Following the success of Anatomy of the Piano last year, Will Pickvance is back with an enthralling adaptation of his work for younger theatre-goers. Sitting somewhere between a storytelling and a recital, Anatomy of the Piano (for Beginners) is a delightful romp through piano music and the perfect antidote to scale and arpeggio-induced boredom.
It breathtakingly captures the curious joy found only in an explorative tinkle on a piano, with warmth and humour.
A younger Will writes to Father Christmas for a spaceship and instead receives a piano. Undaunted, he nevertheless decides to experiment and discover the kinds of adventures on which his piano might take him instead. Together we embark upon a musical journey through space and time, learning about the evolution of the instrument and meeting Bach, Beethoven and jazz pianist Fats Waller along the way.

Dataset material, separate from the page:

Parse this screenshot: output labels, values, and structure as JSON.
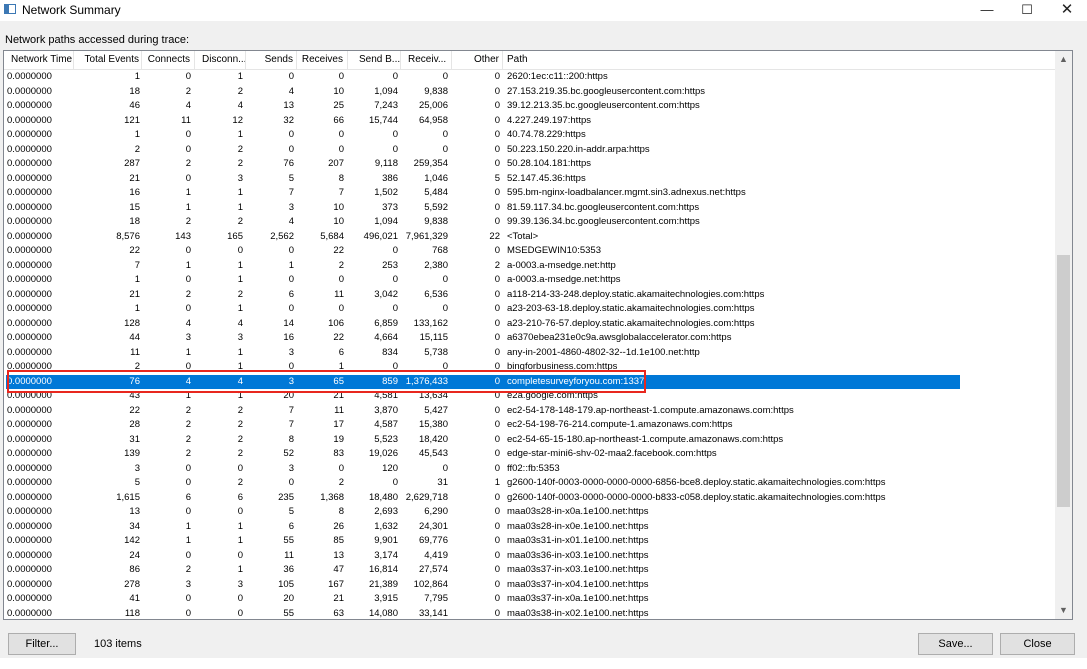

Refreshingly soft-spoken and eccentric, Pickvance’s delivery is perfectly suited to engaging kids and their accompanying grown-ups. He creates a sense of genuine wonder and so has no problems calling upon audience members to contribute to the show: excited cries of “forte!” and “piano!” echoed across the theatre.
Above Will and his piano, gorgeous hand-drawn projections beautifully illustrate the key points and landscapes described in the music and dialogue. Too often shows aimed at children resort to garish and excessive visuals in order to accommodate shorter attention spans. But these projections are deliberately understated: they complement rather than attempt to compensate the piano music which takes centre stage. With Will’s help, the piano speaks, and this alone is more than enough to captivate. Younger audience members should probably be mature enough to listen to short interludes of music, but there is certainly no requirement to sit still - indeed, swaying to the music is encouraged.
Will Pickvance’s Anatomy of the Piano (for Beginners) is, quite simply, for everyone who has ever been dragged to a piano lesson, whether long ago or more recently. The show breathtakingly captures the curious joy found only in an explorative tinkle on a piano, with warmth and humour.